Oni mają też niezłe rejony na naszych Polskich mazurach, ale tam już wiadomo mniej bo grzybiarzy więcej -
No właśnie też słyszałam, że tylko w Pl ludzie grzyby tak namiętnie zbierają.
Co do porodu- moim największym problemem na dzień dzisiejszy jest problem kupowyNie boję się skurczy, porodu, nacięcia, tylko ta kupa
no i żebym tylko nie wymiotowała- dla mnie to koniec świata.
Pola
Hania -
Cesarke...hm...
Powiem Wam, ze robili mi USG na dzien przed porodem i niby lekarz wymierzyl dziecko na 3,800kg.... hahahah no smiech na sali a Maly sie urodzil o 600gr wiekszy!! Ja nie wiem jak "ta maszyna" mogla sie tak pomylic. I zapewne dlatego nie mialam cesarki.
Podobno jak dziecko ma powyzej 4kg to sie zastanawiaja nad cesarka.
Ja wymiotowalam jeszcze zanim przyjeli mnie na prodowke - na izbie przyjec....pozniej juz na sali nie.
Przed porodem nie wolno nic jesc... bo jest ewentualnosc cesarki no i jelita musza byc oproznione. -
Francuska25 wrote:Sloneczna 85 no duzy , duzy;) Jak sie urodzil to wygladal jakby 3 miesiace mial
teraz Gaja ma 4,5 roku a ma 1,20 m wysokowci a rozmiar buta nosi 35
ale oni sa wszyscy wysocy moja ciotka ma 1,90m a wujas 2,10
wiec dziwne by bylo gdyby urodzilo im sie maleńkie dziecko
-
Witam mamusie !
Dzisiaj się zapowiada kolejny piękny dzieńtrzeba się ruszyć z domu;p Mam w planie odebrać z empiku książkę i polatać trochę po sklepach i coś mężowi kupić sobie i mężowi:)
Ja dzisiaj wstałam z dobrym humorem i oby utrzymał się cały dzień
Topola mnie od jakichś 2 tyg swędzą piersi i sutki, są mega wrażliwe, tak że mąż musi się trzymać od nich z daleka;) Na początku myślałam, że to od stanika, ale jak chodzę w topie jest to samo. też je smaruję, ale to nic nie daje;/
Słoneczna ja też słyszałam, że natura robi swoje przed porodem;)

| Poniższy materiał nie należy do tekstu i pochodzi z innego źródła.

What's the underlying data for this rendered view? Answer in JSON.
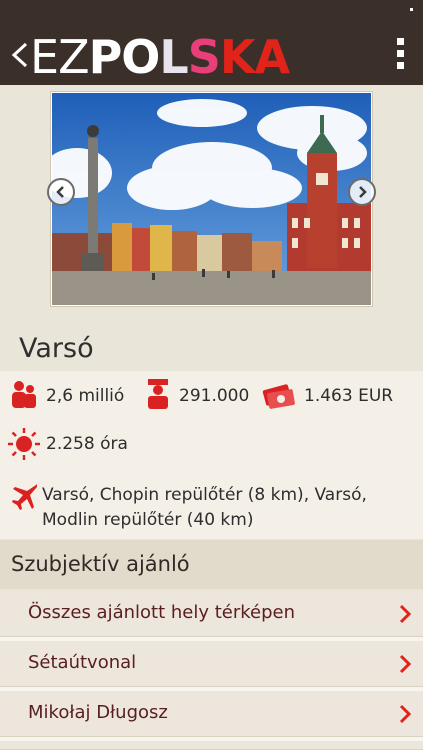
{
  "app": {
    "logo_ez": "EZ",
    "logo_po": "PO",
    "logo_l": "L",
    "logo_s": "S",
    "logo_ka": "KA",
    "brand_colors": {
      "header_bg": "#3b2f2a",
      "pink": "#e83f7a",
      "red": "#e2231a",
      "link": "#5a1e1e"
    }
  },
  "city": {
    "name": "Varsó",
    "population": "2,6 millió",
    "police_count": "291.000",
    "price": "1.463 EUR",
    "sunshine": "2.258 óra",
    "airports": "Varsó, Chopin repülőtér (8 km), Varsó, Modlin repülőtér (40 km)"
  },
  "recommender": {
    "title": "Szubjektív ajánló",
    "items": [
      {
        "label": "Összes ajánlott hely térképen"
      },
      {
        "label": "Sétaútvonal"
      },
      {
        "label": "Mikołaj Długosz"
      }
    ]
  },
  "icons": {
    "back": "chevron-left-icon",
    "menu": "vertical-dots-icon",
    "population": "people-icon",
    "police": "police-icon",
    "money": "money-icon",
    "sun": "sun-icon",
    "plane": "airplane-icon"
  }
}
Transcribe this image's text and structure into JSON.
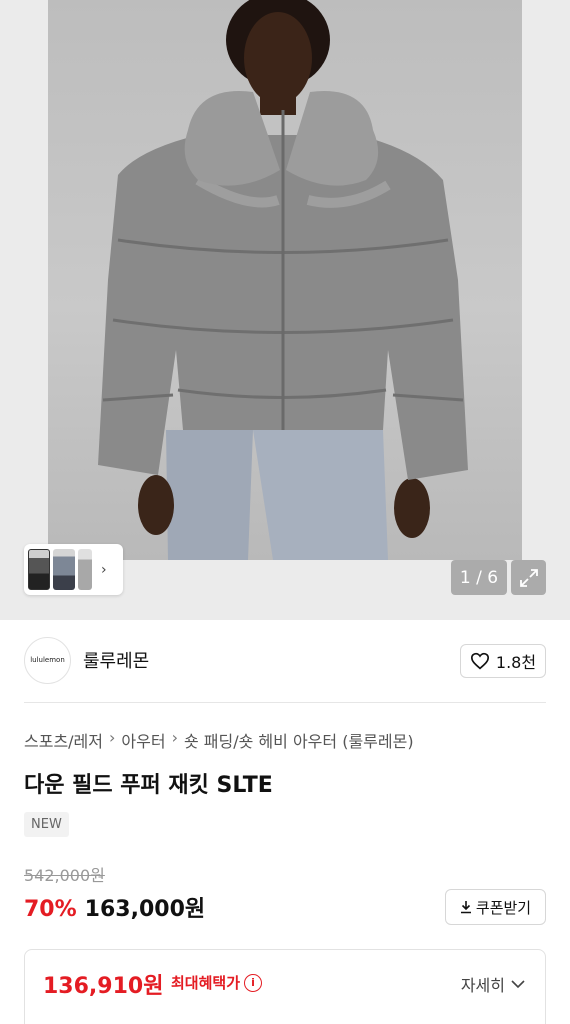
{
  "gallery": {
    "counter": "1 / 6"
  },
  "brand": {
    "logo_text": "lululemon",
    "name": "룰루레몬",
    "likes": "1.8천"
  },
  "breadcrumb": [
    "스포츠/레저",
    "아우터",
    "숏 패딩/숏 헤비 아우터 (룰루레몬)"
  ],
  "product": {
    "title": "다운 필드 푸퍼 재킷 SLTE",
    "badge": "NEW",
    "original_price": "542,000원",
    "discount": "70%",
    "sale_price": "163,000원"
  },
  "coupon": {
    "label": "쿠폰받기"
  },
  "benefit": {
    "price": "136,910원",
    "label": "최대혜택가",
    "detail_label": "자세히"
  },
  "colors": {
    "accent_red": "#e41c23"
  }
}
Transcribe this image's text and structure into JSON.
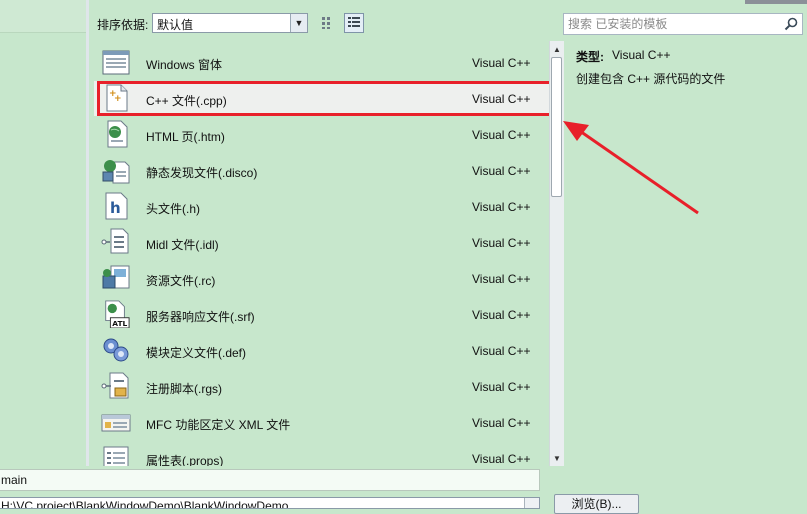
{
  "toolbar": {
    "sort_label": "排序依据:",
    "sort_value": "默认值"
  },
  "search": {
    "placeholder": "搜索 已安装的模板"
  },
  "templates": [
    {
      "name": "Windows 窗体",
      "type": "Visual C++",
      "icon": "windows-form-icon"
    },
    {
      "name": "C++ 文件(.cpp)",
      "type": "Visual C++",
      "icon": "cpp-file-icon"
    },
    {
      "name": "HTML 页(.htm)",
      "type": "Visual C++",
      "icon": "html-page-icon"
    },
    {
      "name": "静态发现文件(.disco)",
      "type": "Visual C++",
      "icon": "disco-file-icon"
    },
    {
      "name": "头文件(.h)",
      "type": "Visual C++",
      "icon": "header-file-icon"
    },
    {
      "name": "Midl 文件(.idl)",
      "type": "Visual C++",
      "icon": "midl-file-icon"
    },
    {
      "name": "资源文件(.rc)",
      "type": "Visual C++",
      "icon": "resource-file-icon"
    },
    {
      "name": "服务器响应文件(.srf)",
      "type": "Visual C++",
      "icon": "atl-srf-icon"
    },
    {
      "name": "模块定义文件(.def)",
      "type": "Visual C++",
      "icon": "def-file-icon"
    },
    {
      "name": "注册脚本(.rgs)",
      "type": "Visual C++",
      "icon": "rgs-file-icon"
    },
    {
      "name": "MFC 功能区定义 XML 文件",
      "type": "Visual C++",
      "icon": "mfc-ribbon-icon"
    },
    {
      "name": "属性表(.props)",
      "type": "Visual C++",
      "icon": "props-file-icon"
    }
  ],
  "info": {
    "type_label": "类型:",
    "type_value": "Visual C++",
    "description": "创建包含 C++ 源代码的文件"
  },
  "bottom": {
    "name_value": "main",
    "path_value": "H:\\VC project\\BlankWindowDemo\\BlankWindowDemo",
    "browse_label": "浏览(B)..."
  },
  "colors": {
    "background": "#c7e7cc",
    "highlight_box": "#e8202a",
    "annotation_arrow": "#e8202a"
  }
}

Moja koleżanka sama chciała się oczyścić i wypiła trochę oleju rycynowego- mówi, ze pomogło:)
Dziewczyny co do porodów to moja znajoma miała termin na 13.09, ale mała nie ma zamiaru opuszczać brzuszka;) była w szpitalu to jej powiedzieli, że jeżeli nic się nie będzie działo to na wywołanie za około tydzień ma przyjechać.